AtomPark Software has a somewhat different pedigree, focused mainly on mass mail software. Indeed that’s its domain name. AtomPark has long been in the cross hairs of the anti-spam brigade: The SpamHaus Project has a whole page dedicated to them, and in particular one Evgeny Medvednikov, who it says is (or was) owner of the domains staffcop.com, among others. 4
Medvednikov seems to have moved on, and is now based in New York, according to his LinkedIn profile where he lists his achievements simply: “Run and scale Internet projects. Again and again. Can not disclose them all.” (AtomPark is mentioned in a recommendation he gives one of his former employees.) He has invested in several U.S. companies, mostly email marketing companies.

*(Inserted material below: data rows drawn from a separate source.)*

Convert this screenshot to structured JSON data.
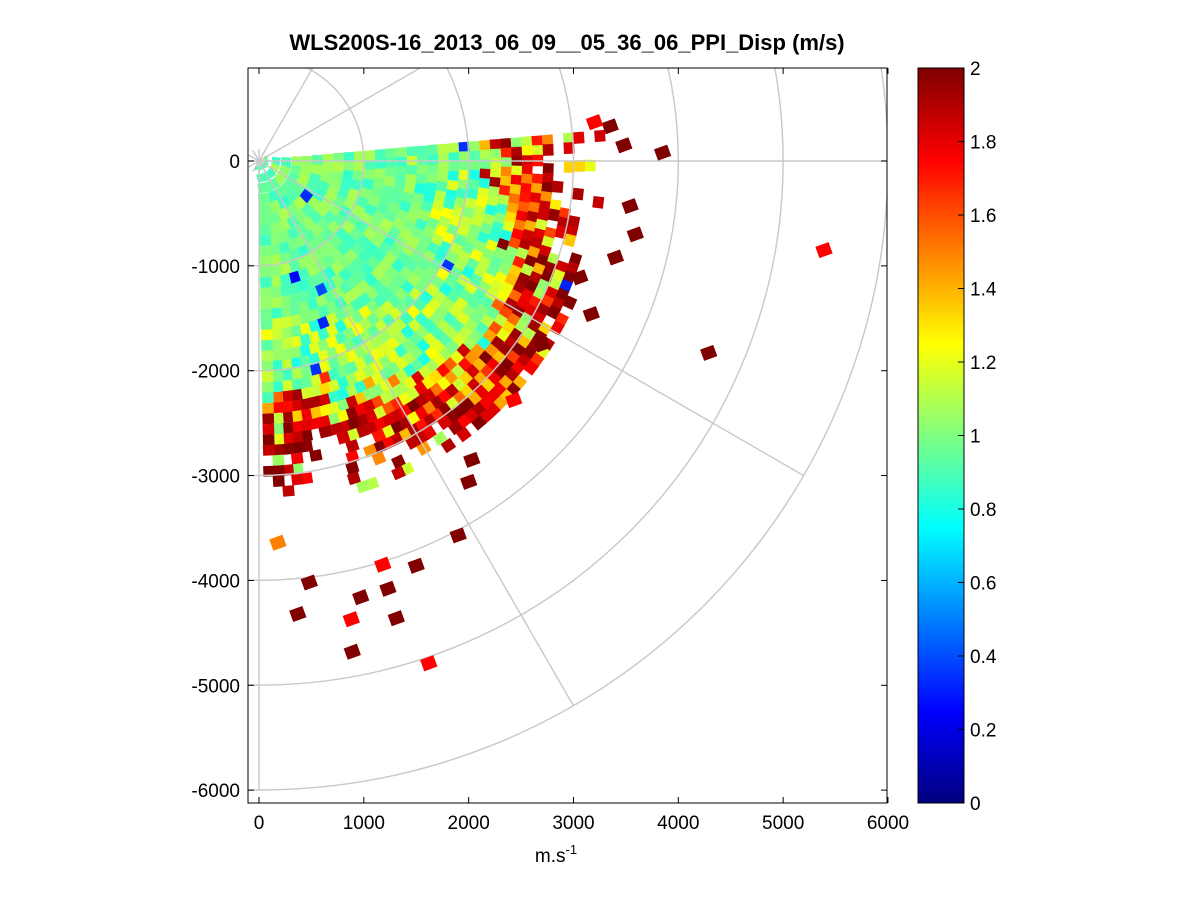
{
  "chart_data": {
    "type": "heatmap",
    "subtype": "polar-ppi-scan",
    "title": "WLS200S-16_2013_06_09__05_36_06_PPI_Disp (m/s)",
    "xlabel_base": "m.s",
    "xlabel_sup": "-1",
    "ylabel": "",
    "xlim": [
      -100,
      6000
    ],
    "ylim": [
      -6100,
      900
    ],
    "x_ticks": [
      0,
      1000,
      2000,
      3000,
      4000,
      5000,
      6000
    ],
    "x_tick_labels": [
      "0",
      "1000",
      "2000",
      "3000",
      "4000",
      "5000",
      "6000"
    ],
    "y_ticks": [
      0,
      -1000,
      -2000,
      -3000,
      -4000,
      -5000,
      -6000
    ],
    "y_tick_labels": [
      "0",
      "-1000",
      "-2000",
      "-3000",
      "-4000",
      "-5000",
      "-6000"
    ],
    "polar_grid": {
      "ring_radii": [
        1000,
        2000,
        3000,
        4000,
        5000,
        6000
      ],
      "spoke_angles_deg": [
        0,
        30,
        60,
        -30,
        -60,
        -90
      ]
    },
    "scan": {
      "azimuth_start_deg": 5,
      "azimuth_end_deg": -89,
      "max_dense_range": 3300,
      "gate_spacing": 100
    },
    "colorbar": {
      "colormap": "jet",
      "clim": [
        0,
        2
      ],
      "ticks": [
        0,
        0.2,
        0.4,
        0.6,
        0.8,
        1,
        1.2,
        1.4,
        1.6,
        1.8,
        2
      ],
      "tick_labels": [
        "0",
        "0.2",
        "0.4",
        "0.6",
        "0.8",
        "1",
        "1.2",
        "1.4",
        "1.6",
        "1.8",
        "2"
      ]
    },
    "outlier_points": [
      {
        "x": 3850,
        "y": 80,
        "v": 2
      },
      {
        "x": 5390,
        "y": -850,
        "v": 1.75
      },
      {
        "x": 4290,
        "y": -1830,
        "v": 2
      },
      {
        "x": 3540,
        "y": -430,
        "v": 2
      },
      {
        "x": 3590,
        "y": -700,
        "v": 2
      },
      {
        "x": 3400,
        "y": -920,
        "v": 2
      },
      {
        "x": 3060,
        "y": -1110,
        "v": 2
      },
      {
        "x": 3170,
        "y": -1460,
        "v": 2
      },
      {
        "x": 2700,
        "y": -1750,
        "v": 2
      },
      {
        "x": 2430,
        "y": -2280,
        "v": 1.75
      },
      {
        "x": 2030,
        "y": -2850,
        "v": 2
      },
      {
        "x": 2000,
        "y": -3060,
        "v": 2
      },
      {
        "x": 1900,
        "y": -3570,
        "v": 2
      },
      {
        "x": 1500,
        "y": -3860,
        "v": 2
      },
      {
        "x": 1180,
        "y": -3850,
        "v": 1.75
      },
      {
        "x": 1230,
        "y": -4080,
        "v": 2
      },
      {
        "x": 970,
        "y": -4160,
        "v": 2
      },
      {
        "x": 480,
        "y": -4020,
        "v": 2
      },
      {
        "x": 370,
        "y": -4320,
        "v": 2
      },
      {
        "x": 880,
        "y": -4370,
        "v": 1.75
      },
      {
        "x": 1310,
        "y": -4360,
        "v": 2
      },
      {
        "x": 890,
        "y": -4680,
        "v": 2
      },
      {
        "x": 1620,
        "y": -4790,
        "v": 1.75
      },
      {
        "x": 180,
        "y": -3640,
        "v": 1.5
      },
      {
        "x": 3350,
        "y": 330,
        "v": 2
      },
      {
        "x": 3200,
        "y": 370,
        "v": 1.75
      },
      {
        "x": 3480,
        "y": 150,
        "v": 2
      }
    ]
  }
}
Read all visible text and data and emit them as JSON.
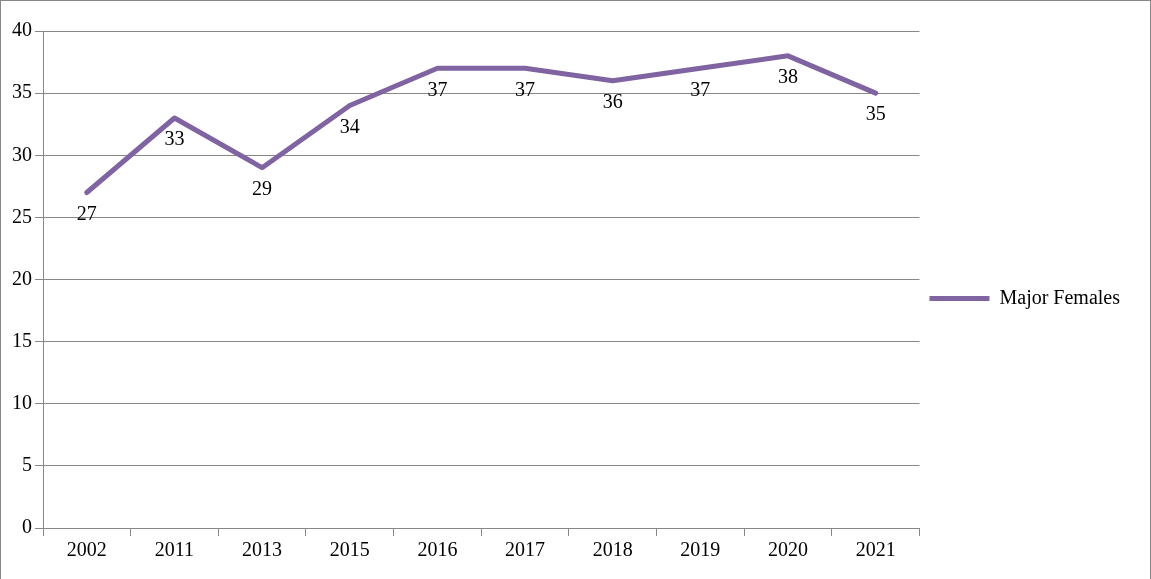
{
  "chart_data": {
    "type": "line",
    "categories": [
      "2002",
      "2011",
      "2013",
      "2015",
      "2016",
      "2017",
      "2018",
      "2019",
      "2020",
      "2021"
    ],
    "series": [
      {
        "name": "Major Females",
        "color": "#8064a2",
        "values": [
          27,
          33,
          29,
          34,
          37,
          37,
          36,
          37,
          38,
          35
        ]
      }
    ],
    "ylim": [
      0,
      40
    ],
    "yticks": [
      0,
      5,
      10,
      15,
      20,
      25,
      30,
      35,
      40
    ],
    "grid": "y",
    "legend": "right",
    "data_labels": true,
    "marker": "none",
    "line_style": "solid"
  }
}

He founded SendPulse, a company which combines multi-channel marketing with chatbots, automating much of the process. It claims amongst its clients PwC, Radisson and Swatch.
And that pretty much squares the circle. I’m definitely not saying that just because StaffCop is based in Russia that it’s not qualified or trustworthy. I’m not saying that its roots in spam and use of dubious third-party software disqualifies it. Nor am I saying that all other companies doing this kind of thing have similar backgrounds.
But it should be obvious by now, after reading these three posts, that the nature of these tools — the intent, and the technical knowhow to implement that intent — inevitably leads them into an ethically compromised world, which is where spam and hacking have long made their home. By definition and design they are snooping on a user, using subterfuge and overriding, or bypassing, existing security features of the computer system. That compromises the work computer, and it also compromises the individual.
It also, inevitably, compromises the user’s trust — in this case, in their own boss.
If as a boss you can’t trust your employee, and you go down this road, then don’t expect your employee to trust you.